Pasar mobil hybrid di Indonesia saat ini didominasi oleh merek Jepang seperti Toyota, Suzuki, dan Wuling Motors, yang telah aktif merakit mobil-mobil hybrid di dalam negeri. Toyota sendiri telah memproduksi model Kijang Innova Zenix HEV, Yaris Cross HEV, dan model lainnya.
Anton Jimmi Suwandy, Direktur Pemasaran PT Toyota Astra Motor (TAM), mengungkapkan bahwa insentif fiskal untuk kendaraan ramah lingkungan perlu disesuaikan dengan karakteristik teknologi masing-masing, baik itu Battery Electric Vehicle (BEV), Hybrid Electric Vehicle (HEV), maupun Plug-in Hybrid Electric Vehicle (PHEV).
“Hadirnya insentif yang sesuai dengan teknologi ini diharapkan dapat meningkatkan adopsi kendaraan ramah lingkungan dan mengurangi emisi karbon,” ujar Anton.
Meskipun pasar otomotif nasional mengalami koreksi, penjualan mobil hybrid terus menunjukkan tren positif. Toyota mencatat peningkatan penjualan kendaraan elektrifikasi hingga 74% year on year (yoy) pada semester I-2024, yang didominasi oleh mobil hybrid.
Yannes Martinus Pasaribu, Pengamat Otomotif dari Institut Teknologi Bandung (ITB), menilai bahwa usulan insentif PPN 5% untuk mobil hybrid masuk akal dari segi bisnis.
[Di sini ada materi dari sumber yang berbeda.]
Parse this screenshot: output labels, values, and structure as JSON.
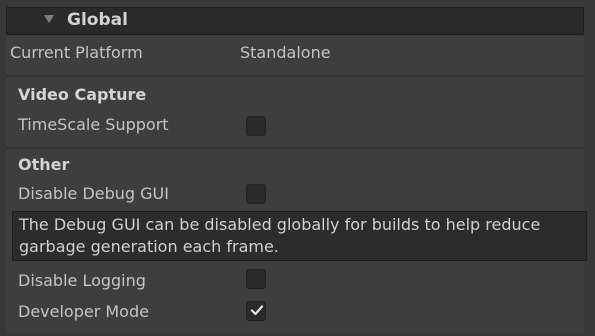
{
  "header": {
    "title": "Global"
  },
  "platform": {
    "label": "Current Platform",
    "value": "Standalone"
  },
  "video_capture": {
    "title": "Video Capture",
    "timescale_label": "TimeScale Support",
    "timescale_checked": false
  },
  "other": {
    "title": "Other",
    "disable_debug_gui_label": "Disable Debug GUI",
    "disable_debug_gui_checked": false,
    "help_text": "The Debug GUI can be disabled globally for builds to help reduce garbage generation each frame.",
    "disable_logging_label": "Disable Logging",
    "disable_logging_checked": false,
    "developer_mode_label": "Developer Mode",
    "developer_mode_checked": true
  },
  "colors": {
    "background": "#383838",
    "panel": "#3e3e3e",
    "header": "#2a2a2a",
    "checkbox": "#2a2a2a",
    "text": "#c4c4c4"
  }
}
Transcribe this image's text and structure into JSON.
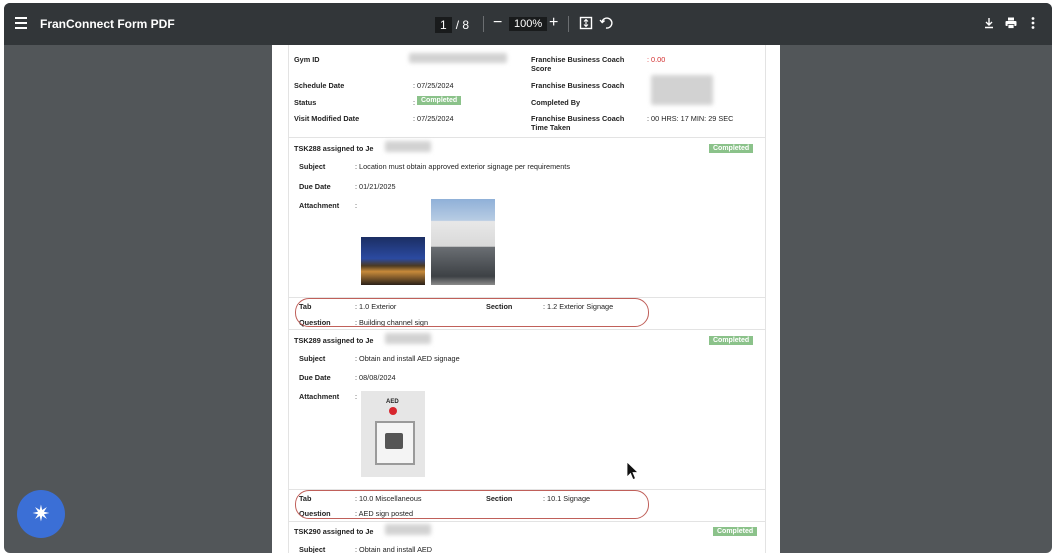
{
  "toolbar": {
    "title": "FranConnect Form PDF",
    "page_current": "1",
    "page_total": "/ 8",
    "zoom": "100%",
    "minus": "−",
    "plus": "+"
  },
  "header": {
    "gym_id_label": "Gym ID",
    "coach_score_label": "Franchise Business Coach",
    "coach_score_label2": "Score",
    "coach_score_value": ": 0.00",
    "schedule_date_label": "Schedule Date",
    "schedule_date_value": ": 07/25/2024",
    "coach_label": "Franchise Business Coach",
    "status_label": "Status",
    "status_colon": ":",
    "status_value": "Completed",
    "completed_by_label": "Completed By",
    "visit_modified_label": "Visit Modified Date",
    "visit_modified_value": ": 07/25/2024",
    "time_taken_label": "Franchise Business Coach",
    "time_taken_label2": "Time Taken",
    "time_taken_value": ": 00 HRS: 17 MIN: 29 SEC"
  },
  "tasks": [
    {
      "id_text": "TSK288  assigned to  Je",
      "status": "Completed",
      "subject_label": "Subject",
      "subject_value": ": Location must obtain approved exterior signage per requirements",
      "due_label": "Due Date",
      "due_value": ": 01/21/2025",
      "attachment_label": "Attachment",
      "attachment_colon": ":",
      "tab_label": "Tab",
      "tab_value": ": 1.0 Exterior",
      "section_label": "Section",
      "section_value": ": 1.2 Exterior Signage",
      "question_label": "Question",
      "question_value": ": Building channel sign"
    },
    {
      "id_text": "TSK289  assigned to  Je",
      "status": "Completed",
      "subject_label": "Subject",
      "subject_value": ": Obtain and install AED signage",
      "due_label": "Due Date",
      "due_value": ": 08/08/2024",
      "attachment_label": "Attachment",
      "attachment_colon": ":",
      "tab_label": "Tab",
      "tab_value": ": 10.0 Miscellaneous",
      "section_label": "Section",
      "section_value": ": 10.1 Signage",
      "question_label": "Question",
      "question_value": ": AED sign posted"
    },
    {
      "id_text": "TSK290  assigned to  Je",
      "status": "Completed",
      "subject_label": "Subject",
      "subject_value": ": Obtain and install AED"
    }
  ],
  "aed_label": "AED",
  "fab_glyph": "✷",
  "colors": {
    "toolbar": "#323639",
    "viewer_bg": "#525659",
    "badge": "#8bc28a",
    "highlight_oval": "#c0605a",
    "fab": "#3b6fd6"
  }
}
Namun, dia juga mengakui kompleksitas dalam merumuskan persentase insentif ini karena melibatkan kebijakan dari berbagai kementerian dan lembaga terkait.
“Kami harap pemerintah dapat menyesuaikan insentif ini agar tetap efektif di tengah fluktuasi kurs dan mengganggu efektivitasnya,” tambah Yannes.
Dengan langkah ini, diharapkan pemerintah dapat memberikan sinyal positif kepada pasar otomotif bahwa Indonesia serius dalam mendukung transisi menuju kendaraan ramah lingkungan, sekaligus mendorong produksi lokal komponen kendaraan elektrifikasi. (Hky)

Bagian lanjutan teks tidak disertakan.